Imagine you wake up in the morning and find that armed terrorists are smashing in your front door with rifle butts.

The next thing you know, you and your family are pushed to the floor, and your hands are secured behind your back with plastic ties.  You are frozen in terror as your family is brutalized and screamed at before being executed before your eyes one by one.  Maybe you are the only one to survive, because you are being taken hostage into unknown territory to be held for ransom by savage animals.

While this may be something extreme for you to imagine, it was the unspeakable horror for many families in southern Israel this past weekend.

I bring up this example because many of us sometimes have trouble finding something to be grateful for – especially in early recovery.  But if we only look at the lives we lead in this state and in our country we can find many things to be grateful for.  In spite of political turmoil in our own country, we have a great deal of security in our lives, compared to the events the Israelis experienced this last Saturday. That alone is something to be grateful for.

This blog is not long enough for me to list the many things that I'm grateful for.  But I can be grateful for such mundane things as having enough to eat, employment, an automobile, and a roof over my head.  Yet at times I hear recovering alcoholics and addicts whine about the most basic things.

And I understand this. Because 32 years ago I was in new recovery myself. And I had this attitude of feeling sorry for myself at times. I would whine about poor me. What did I do to deserve this?

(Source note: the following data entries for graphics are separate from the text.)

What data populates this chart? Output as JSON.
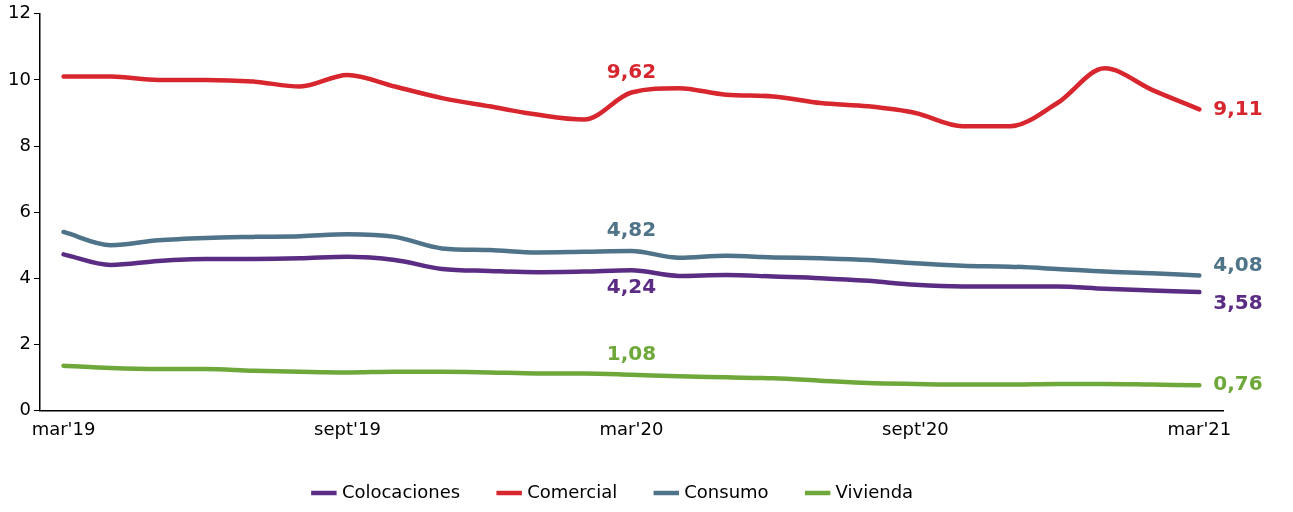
{
  "chart_data": {
    "type": "line",
    "categories": [
      "mar'19",
      null,
      null,
      null,
      null,
      null,
      "sept'19",
      null,
      null,
      null,
      null,
      null,
      "mar'20",
      null,
      null,
      null,
      null,
      null,
      "sept'20",
      null,
      null,
      null,
      null,
      null,
      "mar'21"
    ],
    "series": [
      {
        "name": "Colocaciones",
        "color": "#5b2c83",
        "values": [
          4.72,
          4.4,
          4.52,
          4.58,
          4.58,
          4.6,
          4.65,
          4.55,
          4.28,
          4.22,
          4.18,
          4.2,
          4.24,
          4.07,
          4.1,
          4.05,
          4.0,
          3.92,
          3.8,
          3.75,
          3.75,
          3.75,
          3.68,
          3.63,
          3.58
        ],
        "value_labels": [
          null,
          null,
          null,
          null,
          null,
          null,
          null,
          null,
          null,
          null,
          null,
          null,
          "4,24",
          null,
          null,
          null,
          null,
          null,
          null,
          null,
          null,
          null,
          null,
          null,
          "3,58"
        ]
      },
      {
        "name": "Comercial",
        "color": "#d7262e",
        "values": [
          10.1,
          10.1,
          10.0,
          10.0,
          9.95,
          9.8,
          10.15,
          9.8,
          9.45,
          9.2,
          8.95,
          8.8,
          9.62,
          9.75,
          9.55,
          9.5,
          9.3,
          9.2,
          9.0,
          8.6,
          8.6,
          9.3,
          10.35,
          9.7,
          9.11
        ],
        "value_labels": [
          null,
          null,
          null,
          null,
          null,
          null,
          null,
          null,
          null,
          null,
          null,
          null,
          "9,62",
          null,
          null,
          null,
          null,
          null,
          null,
          null,
          null,
          null,
          null,
          null,
          "9,11"
        ]
      },
      {
        "name": "Consumo",
        "color": "#4f7389",
        "values": [
          5.4,
          5.0,
          5.15,
          5.22,
          5.25,
          5.27,
          5.33,
          5.25,
          4.9,
          4.85,
          4.78,
          4.8,
          4.82,
          4.62,
          4.68,
          4.63,
          4.6,
          4.55,
          4.45,
          4.38,
          4.35,
          4.28,
          4.2,
          4.15,
          4.08
        ],
        "value_labels": [
          null,
          null,
          null,
          null,
          null,
          null,
          null,
          null,
          null,
          null,
          null,
          null,
          "4,82",
          null,
          null,
          null,
          null,
          null,
          null,
          null,
          null,
          null,
          null,
          null,
          "4,08"
        ]
      },
      {
        "name": "Vivienda",
        "color": "#6fa83a",
        "values": [
          1.35,
          1.28,
          1.25,
          1.25,
          1.2,
          1.17,
          1.15,
          1.17,
          1.17,
          1.15,
          1.12,
          1.12,
          1.08,
          1.03,
          1.0,
          0.97,
          0.9,
          0.83,
          0.8,
          0.78,
          0.78,
          0.8,
          0.8,
          0.78,
          0.76
        ],
        "value_labels": [
          null,
          null,
          null,
          null,
          null,
          null,
          null,
          null,
          null,
          null,
          null,
          null,
          "1,08",
          null,
          null,
          null,
          null,
          null,
          null,
          null,
          null,
          null,
          null,
          null,
          "0,76"
        ]
      }
    ],
    "ylim": [
      0,
      12
    ],
    "yticks": [
      0,
      2,
      4,
      6,
      8,
      10,
      12
    ],
    "grid": false,
    "legend": "bottom",
    "marker": "none",
    "line_style": "solid"
  }
}
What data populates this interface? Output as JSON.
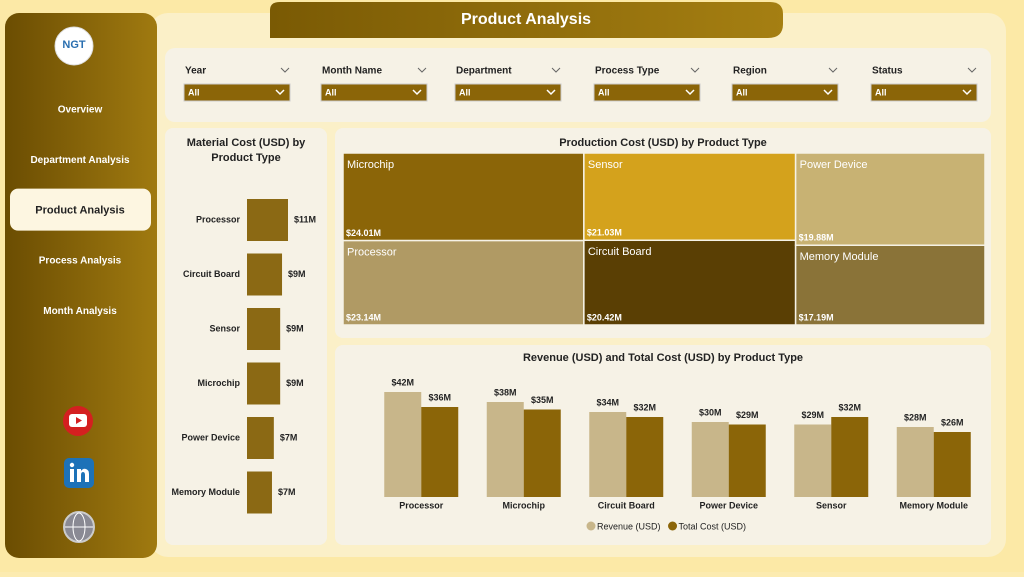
{
  "header": {
    "title": "Product Analysis"
  },
  "sidebar": {
    "logo": "NGT",
    "nav": [
      "Overview",
      "Department Analysis",
      "Product Analysis",
      "Process Analysis",
      "Month Analysis"
    ],
    "active": 2
  },
  "filters": [
    {
      "label": "Year",
      "value": "All"
    },
    {
      "label": "Month Name",
      "value": "All"
    },
    {
      "label": "Department",
      "value": "All"
    },
    {
      "label": "Process Type",
      "value": "All"
    },
    {
      "label": "Region",
      "value": "All"
    },
    {
      "label": "Status",
      "value": "All"
    }
  ],
  "chart_data": [
    {
      "type": "hbar",
      "title": "Material Cost (USD) by Product Type",
      "categories": [
        "Processor",
        "Circuit Board",
        "Sensor",
        "Microchip",
        "Power Device",
        "Memory Module"
      ],
      "values": [
        11,
        9.4,
        8.9,
        8.9,
        7.2,
        6.7
      ],
      "value_labels": [
        "$11M",
        "$9M",
        "$9M",
        "$9M",
        "$7M",
        "$7M"
      ],
      "color": "#8b6914"
    },
    {
      "type": "treemap",
      "title": "Production Cost (USD) by Product Type",
      "categories": [
        "Microchip",
        "Processor",
        "Sensor",
        "Circuit Board",
        "Power Device",
        "Memory Module"
      ],
      "values": [
        24.01,
        23.14,
        21.03,
        20.42,
        19.88,
        17.19
      ],
      "value_labels": [
        "$24.01M",
        "$23.14M",
        "$21.03M",
        "$20.42M",
        "$19.88M",
        "$17.19M"
      ],
      "colors": [
        "#8b6508",
        "#b09a64",
        "#d4a21c",
        "#5a3f04",
        "#c8b273",
        "#8a7338"
      ]
    },
    {
      "type": "bar",
      "title": "Revenue (USD) and Total Cost (USD) by Product Type",
      "categories": [
        "Processor",
        "Microchip",
        "Circuit Board",
        "Power Device",
        "Sensor",
        "Memory Module"
      ],
      "series": [
        {
          "name": "Revenue (USD)",
          "color": "#c8b68a",
          "values": [
            42,
            38,
            34,
            30,
            29,
            28
          ],
          "value_labels": [
            "$42M",
            "$38M",
            "$34M",
            "$30M",
            "$29M",
            "$28M"
          ]
        },
        {
          "name": "Total Cost (USD)",
          "color": "#8b6508",
          "values": [
            36,
            35,
            32,
            29,
            32,
            26
          ],
          "value_labels": [
            "$36M",
            "$35M",
            "$32M",
            "$29M",
            "$32M",
            "$26M"
          ]
        }
      ],
      "legend": "bottom"
    }
  ]
}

Doesn't the world know who I am?

But today, with the perspective of having many years of recovery behind me, I'm grateful when I wake up in the morning and can open my eyes.  I'm grateful for my job.  I'm grateful for my friends.  I'm grateful for the people I love and the people who love me.  I'm grateful that I have my family back in my life – something that wasn't true when I first got sober.

My counsel to anyone reading this is to take an inventory of what you're grateful for.  You'll find many things – some of them minor and seemingly inconsequential – that maybe you haven't noticed before.

But these little things are the grist of our lives, the things that make up our very existence.  The things that make a life in sobriety so beautiful.